Numerical and experimental investigation of 3D flow field bipolar plates for PEMFCs by metal 3D printing

Abstract

The bipolar plate is one of the core components of a proton exchange membrane fuel cell (PEMFC). Its flow field structure directly affects the drainage and heat dissipation performance of the cell, as well as the transmission and distribution of the reaction gas. Compared with conventional 2D flow fields, novel 3D flow fields can provide superior gas–liquid mass transfer performance, significantly improving the performance of PEMFCs. However, traditional manufacturing processes fail to meet the associated molding needs, due to the complex structure of such plates.

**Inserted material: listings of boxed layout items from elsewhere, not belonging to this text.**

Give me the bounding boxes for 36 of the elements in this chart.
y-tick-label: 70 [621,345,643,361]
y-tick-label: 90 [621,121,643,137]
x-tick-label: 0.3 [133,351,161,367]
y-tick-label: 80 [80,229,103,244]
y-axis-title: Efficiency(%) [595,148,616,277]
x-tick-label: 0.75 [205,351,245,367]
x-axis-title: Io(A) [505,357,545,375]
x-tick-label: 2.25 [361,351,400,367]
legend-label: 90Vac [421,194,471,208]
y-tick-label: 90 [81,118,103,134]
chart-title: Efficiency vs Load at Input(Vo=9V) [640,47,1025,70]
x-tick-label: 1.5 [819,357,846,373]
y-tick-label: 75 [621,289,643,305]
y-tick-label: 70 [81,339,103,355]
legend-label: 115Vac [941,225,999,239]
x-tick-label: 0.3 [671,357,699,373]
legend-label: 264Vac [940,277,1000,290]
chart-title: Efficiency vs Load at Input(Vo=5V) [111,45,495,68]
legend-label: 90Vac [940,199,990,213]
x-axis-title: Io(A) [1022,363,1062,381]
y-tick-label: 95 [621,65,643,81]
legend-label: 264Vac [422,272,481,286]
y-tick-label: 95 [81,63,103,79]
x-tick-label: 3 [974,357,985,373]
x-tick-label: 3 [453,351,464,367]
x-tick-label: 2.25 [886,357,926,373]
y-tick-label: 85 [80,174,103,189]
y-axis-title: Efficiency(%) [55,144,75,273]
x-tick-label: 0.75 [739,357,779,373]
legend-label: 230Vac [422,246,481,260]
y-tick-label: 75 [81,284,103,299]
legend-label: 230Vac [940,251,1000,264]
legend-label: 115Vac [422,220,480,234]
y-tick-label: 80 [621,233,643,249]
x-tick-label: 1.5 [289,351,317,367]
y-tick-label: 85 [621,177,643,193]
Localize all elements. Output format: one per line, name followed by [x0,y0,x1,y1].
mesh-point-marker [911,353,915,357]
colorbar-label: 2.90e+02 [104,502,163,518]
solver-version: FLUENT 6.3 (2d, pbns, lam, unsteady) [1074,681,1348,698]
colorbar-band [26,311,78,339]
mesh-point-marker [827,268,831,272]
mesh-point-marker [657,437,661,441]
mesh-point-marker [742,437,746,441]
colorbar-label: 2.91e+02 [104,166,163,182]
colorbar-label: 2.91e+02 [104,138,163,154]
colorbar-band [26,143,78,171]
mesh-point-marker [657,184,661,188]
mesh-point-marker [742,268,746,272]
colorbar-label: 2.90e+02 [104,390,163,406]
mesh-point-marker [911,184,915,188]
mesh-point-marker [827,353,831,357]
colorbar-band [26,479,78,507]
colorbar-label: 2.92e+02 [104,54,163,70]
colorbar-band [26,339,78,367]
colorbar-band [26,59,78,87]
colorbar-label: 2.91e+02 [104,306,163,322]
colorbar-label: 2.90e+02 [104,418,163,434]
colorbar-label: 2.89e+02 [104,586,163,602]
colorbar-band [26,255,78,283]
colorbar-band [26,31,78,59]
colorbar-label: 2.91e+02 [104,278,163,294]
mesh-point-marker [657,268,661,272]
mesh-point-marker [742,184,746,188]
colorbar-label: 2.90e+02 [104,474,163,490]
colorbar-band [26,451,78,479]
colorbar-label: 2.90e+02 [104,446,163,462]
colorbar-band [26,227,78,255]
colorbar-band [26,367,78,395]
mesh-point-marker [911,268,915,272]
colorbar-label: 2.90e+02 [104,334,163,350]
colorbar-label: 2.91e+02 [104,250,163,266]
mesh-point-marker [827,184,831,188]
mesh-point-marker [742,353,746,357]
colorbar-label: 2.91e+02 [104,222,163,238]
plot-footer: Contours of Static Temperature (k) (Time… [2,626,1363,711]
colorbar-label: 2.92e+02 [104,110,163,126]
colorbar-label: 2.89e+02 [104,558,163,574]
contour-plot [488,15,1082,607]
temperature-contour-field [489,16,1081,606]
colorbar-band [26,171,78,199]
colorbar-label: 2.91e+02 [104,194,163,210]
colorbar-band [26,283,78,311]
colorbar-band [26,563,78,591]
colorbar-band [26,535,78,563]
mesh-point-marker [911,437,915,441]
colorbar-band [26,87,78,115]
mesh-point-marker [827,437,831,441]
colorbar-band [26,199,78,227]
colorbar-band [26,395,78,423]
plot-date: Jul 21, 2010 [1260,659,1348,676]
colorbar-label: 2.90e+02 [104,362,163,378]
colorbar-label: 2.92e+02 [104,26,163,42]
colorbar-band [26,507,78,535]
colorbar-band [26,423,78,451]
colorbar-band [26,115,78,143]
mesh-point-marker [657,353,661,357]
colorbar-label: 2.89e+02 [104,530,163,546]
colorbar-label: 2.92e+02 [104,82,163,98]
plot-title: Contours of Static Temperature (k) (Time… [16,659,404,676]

This research aims to investigate the metal 3D printing process, mass transfer law, and efficiency of 3D flow field bipolar plates, focusing on the influence of structural parameters on the gas–liquid mass transfer performance, by combining CFD multi-phase flow numerical simulations and experiments. The results indicate that the use of a 3D stepped flow field enhances the convection effect in the vertical direction due to the increase in Z-directional inflow, thus promoting oxygen transfer and reducing the accumulation of water. In particular, better gas–liquid mass transfer performance is achieved when the number of steps is 4. At 0.55 V, the measured power density of the Stepped-IV cell reached as high as 6727 W/m2, which is about 26 % higher than the conventional parallel flow field. This study provides an important technical and theoretical reference for the design and preparation of novel 3D complex flow fields.